Keine geringe Rolle in der Bewegung der Transzendentalisten spielten Frauen. Ihre Teilnahme an den Zusammenkünften und an dem Wirken war von Anfang an eine Selbstverständlichkeit; auch sie war aus der idealistischen Interpretation der Prinzipien abgeleitet. Aus ihr ging nichts geringeres als die Frauenbewegung hervor. In den 1840er Jahren organisierte Margaret Fuller, eine talentierte Frau,  Treffen und Diskussionsrunden für Frauen, in denen über Frauenrechte, über Erziehung, aber auch über Kunst und Literatur diskutiert wurde.

Aus der Idee der naturnahen Lebensführung war des Weiteren die erste Naturschutzbewegung der modernen Welt geboren.

„ … In den 1830er und 1840er Jahren wimmelt es in den Vereinigten Staaten von Reformern und Sozialutopisten. Da gibt es kaum einen Gebildeten –  schreibt Emerson 1840 in einem Brief an Carlyle –, der nicht mit dem Entwurf einer neuen Gesellschaft in der Westentasche herumliefe. Vielerorts werden Kommunen gegründet, von denen einige – insbesondere Fruitlands und Brook Farm – dem Transzendentalismus verpflichtet sind.“ Ich zitiere nach Prof. Dr. Dieter Schulz, einem Historiker, der wohl als einziger im deutschen Sprachraum diese Bewegung erforscht.

Nicht zu verachten ist der Einfluss dieser Denkschule auf die Entwicklung einer eigenständigen amerikanischen Nationalliteratur. Seine wichtigsten Vertreter sind die schon erwähnten Ralph Waldo Emerson, Margaret Fuller und Henry David Thoreau, aber auch die Schriftsteller der AmericanRenaissance wie Walt Whitman, Emily Dickinson, Nathaniel Hawthorne und Herman Melville.

Ralph Waldo Emerson:

Tage

Kinder der Zeit, die heuchlerischen Tage

Tanzen vermummt, barfüßig mir vorbei

Gleich stummen Derwischen in langer Reih.

Sie halten Diademe, halten Ruten in der Hand

Und reichen jedem, was er sich gewünscht,

Brot, Sterne, Königreiche, Himmel gar und Erd.
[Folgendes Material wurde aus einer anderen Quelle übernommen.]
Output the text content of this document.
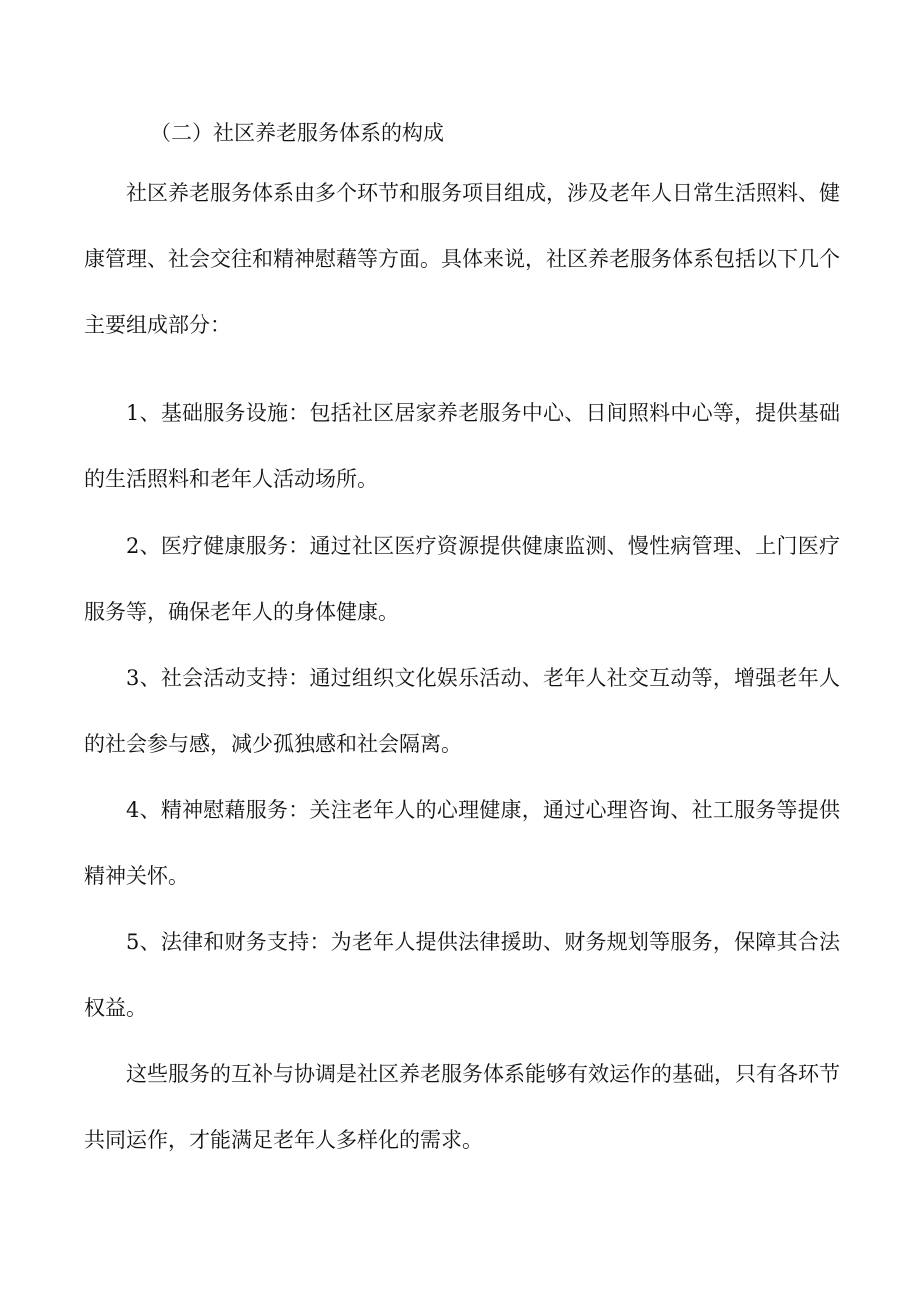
（二）社区养老服务体系的构成

社区养老服务体系由多个环节和服务项目组成，涉及老年人日常生活照料、健康管理、社会交往和精神慰藉等方面。具体来说，社区养老服务体系包括以下几个主要组成部分：

1、基础服务设施：包括社区居家养老服务中心、日间照料中心等，提供基础的生活照料和老年人活动场所。

2、医疗健康服务：通过社区医疗资源提供健康监测、慢性病管理、上门医疗服务等，确保老年人的身体健康。

3、社会活动支持：通过组织文化娱乐活动、老年人社交互动等，增强老年人的社会参与感，减少孤独感和社会隔离。

4、精神慰藉服务：关注老年人的心理健康，通过心理咨询、社工服务等提供精神关怀。

5、法律和财务支持：为老年人提供法律援助、财务规划等服务，保障其合法权益。

这些服务的互补与协调是社区养老服务体系能够有效运作的基础，只有各环节共同运作，才能满足老年人多样化的需求。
Aus meiner Gartenwildnis schaut` dem Pomp ich zu,

Vergaß der Morgenwünsche, langte hastig nur

Nach Kräutern, Äpfeln. Schweigend ging der Tag

Vor mir und schwand. Zu spät erst traf mich

Aus feierlichem Mummenschanz sein Hohn.


Der Philosoph und Dichter, brachte in diesem kurzen Gedicht seine ganze Abneigung und Verachtung dem Zeitgeist – oder dem Geist der Zeit – gegenüber meisterhaft zum Ausdruck. Emerson war der Überzeugung, dass das Wahre Menschliche, das Individualistische ist: „Der da ein Mann sein will, der muss Nonkonformist sein.“ Im menschlichen Wesen walten genug Kräfte, die es erlauben, aus sich heraus, aus der individuellen moralischen Stärke Entscheidungen zu treffen und danach zu handeln. Diese Vorstellung enthält den Postulat des Vorrangs der Reflexion über der Norm gerade im gesellschaftlichen und politischen Diskurs. Das Höherstellen der individuellen moralischen Phantasie (self-reliance) über die aktuell herrschende Norm ist der Ausdruck des geforderten Nonkonformismus.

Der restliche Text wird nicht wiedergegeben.